Cumhuriyet’in 99’uncu yılını idrak ediyoruz. Büyük Türk Milleti’nin bu bayramı, -artık eskicoşkusuyla kutlanmasa da ve hatta birileri şu veya bu bahane ve gerekçelerle kutlamalara katılmasa da-, kutlu olsun.
Cumhuriyet nedir ne değildir? Bunu öncesi ve sonrasının rakamlarıyla karşılaştırarak aktarmaya çalışacağım siz değerli okurlarıma.
Önce bir tespitle başlayacağım bu iki bölümlük yazıma:
Cumhuriyet Osmanlı İmparatorluğunu yıkmadı. Osmanlı İmparatorluğu yıkıldığı için Cumhuriyet kuruldu.
En azından iki asır önceye gider ama Osmanlı-Türk İmparatorluk’u 30 Ekim 1918’de Mondros Mütarekesi ile resmen yıkıldı. Milli Mücadele bu kutsal topraklarda yeni bir devletin kuruluşunun şanlı mücadelesidir. Onu yapanlar, tüm dış düşmanlara ve tüm işbirlikçi hainlere, isyanlara, ihanetlere, yokluk ve yoksulluklara rağmen dört yıllık bir mücadeleden sonra yeni bir devlet ve yeni bir idare tarzı kurdular.
Cumhuriyet yarı sömürge bir imparatorluğun enkazı üzerinde kurulduğunda Osmanlı’nın borçlarına da halef olmuştu. Osmanlının saraylar, köşkler, konaklar yaptırmasının, har vurup harman savurmasının bedeli Duyun-u Umumiye borçlarını üstlendi ve kuruluş döneminde bin bir zorluğa rağmen ödedi.

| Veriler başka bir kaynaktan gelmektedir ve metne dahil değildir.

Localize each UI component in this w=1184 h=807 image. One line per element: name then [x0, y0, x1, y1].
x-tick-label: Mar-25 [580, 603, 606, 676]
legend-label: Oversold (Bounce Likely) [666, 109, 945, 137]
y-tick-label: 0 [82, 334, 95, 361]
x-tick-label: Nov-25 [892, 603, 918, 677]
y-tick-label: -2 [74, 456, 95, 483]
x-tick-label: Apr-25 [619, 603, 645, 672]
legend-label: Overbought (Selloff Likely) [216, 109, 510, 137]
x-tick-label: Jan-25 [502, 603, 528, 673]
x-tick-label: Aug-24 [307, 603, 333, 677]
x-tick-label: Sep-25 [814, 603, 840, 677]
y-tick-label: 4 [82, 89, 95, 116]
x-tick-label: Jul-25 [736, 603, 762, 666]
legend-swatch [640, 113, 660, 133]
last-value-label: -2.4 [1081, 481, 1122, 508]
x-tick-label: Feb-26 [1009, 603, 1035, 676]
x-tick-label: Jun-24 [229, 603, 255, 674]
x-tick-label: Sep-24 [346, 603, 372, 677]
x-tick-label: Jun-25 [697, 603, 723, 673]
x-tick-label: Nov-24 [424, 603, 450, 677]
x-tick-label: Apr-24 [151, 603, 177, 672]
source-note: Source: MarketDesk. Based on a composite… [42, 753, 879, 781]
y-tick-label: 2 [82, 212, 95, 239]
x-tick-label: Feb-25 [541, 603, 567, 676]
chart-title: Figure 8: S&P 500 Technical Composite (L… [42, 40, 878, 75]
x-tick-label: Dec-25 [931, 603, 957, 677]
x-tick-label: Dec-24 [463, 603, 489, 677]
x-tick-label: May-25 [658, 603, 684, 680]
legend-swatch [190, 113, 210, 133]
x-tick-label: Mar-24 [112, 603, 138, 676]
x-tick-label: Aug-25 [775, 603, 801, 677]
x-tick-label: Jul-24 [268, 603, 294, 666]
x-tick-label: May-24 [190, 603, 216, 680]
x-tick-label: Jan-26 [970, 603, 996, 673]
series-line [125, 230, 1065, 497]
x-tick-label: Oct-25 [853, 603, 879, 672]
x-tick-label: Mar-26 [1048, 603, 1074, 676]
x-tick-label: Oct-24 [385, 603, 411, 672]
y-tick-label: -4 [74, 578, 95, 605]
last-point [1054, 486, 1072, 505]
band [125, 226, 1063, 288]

Osmanlı’dan sadece borç devralmamıştı, bu topraklar üzerinde demiryolu, liman, havagazı, maden adına ne varsa hepsi yabancılar tarafından yapılmış ve yabancılar tarafından kimi 45, kimi 99 yıllık imtiyazlarla işletiliyordu. Cumhuriyet bunları da parasını ödeyerek satın aldı, millileştirdi.
Cumhuriyet bununla yetinmedi bir taraftan da demiryolları yaptı, fabrikalar açtı ve bankalar kurdu. İş Bankası, Sümerbank, Etibank Cumhuriyet’in kurduğu milli bankalara örnektir.
Osmanlı’nın merkez bankası da yoktu. Fransız ve İngiliz ortaklığı Bank-i Osmani-i Şahane merkez bankası görevini görürdü. Osmanlı ondan izinsiz para basamazdı. Cumhuriyet bu bankanın imtiyazlarını feshetti ve 11 Haziran 1930’da Türkiye Cumhuriyet Merkez Bankası’nı resmen kurdu. Banka ancak 1932 yılında faaliyete geçebildi.
Cumhuriyet kurulduğunda fert başına milli gelirimiz sadece ve sadece 45 dolardı. Bir taraftan borçlar ödenip yatırımlar yapılırken diğer taraftan da altın biriktirdi. 1950 yılında bu ülkenin kasasında 140 ton altın vardı. 1923 ile 1938 arası toplam enflasyon sadece ve sadece yüzde dörttür. Hayır, yanlış okumadınız, sadece yüzde dört.
Ve 1923-1929 arası Milli Gelir artışı yüzde 10.3’tür. 1923-1938 arasında yüzde 96 büyüyen üç ülke vardır; Türkiye Cumhuriyeti, Sovyetler Birliği ve İtalya.
Sadece bunlar yapılmadı, köylünün belini büken aşar vergisi kaldırıldı, Sanayi Teşvik Kanunu çıkartıldı, Toprak Mahsulleri Ofisi, Fiskobirlik, Tariş Birlik, Çukobirlik gibi kooperatifler kuruldu.
Bataklıklar kurutuldu, örnek tarım işletmeleri ve örnek haralar kuruldu. Sıtmanın, ayrıca veremin, trahomun ve diğer bulaşıcı hastalıkların kökü kurutuldu.
Bütün bunlar yapılırken de gerici ve ayrılıkçı iç isyanlarla boğuşuldu ve hepsi bastırıldı.
Türkiye Cumhuriyeti Devleti kolay kurulmadı. Onun kıymetini bilelim, bilmeyenlere de ısrarla bildirelim.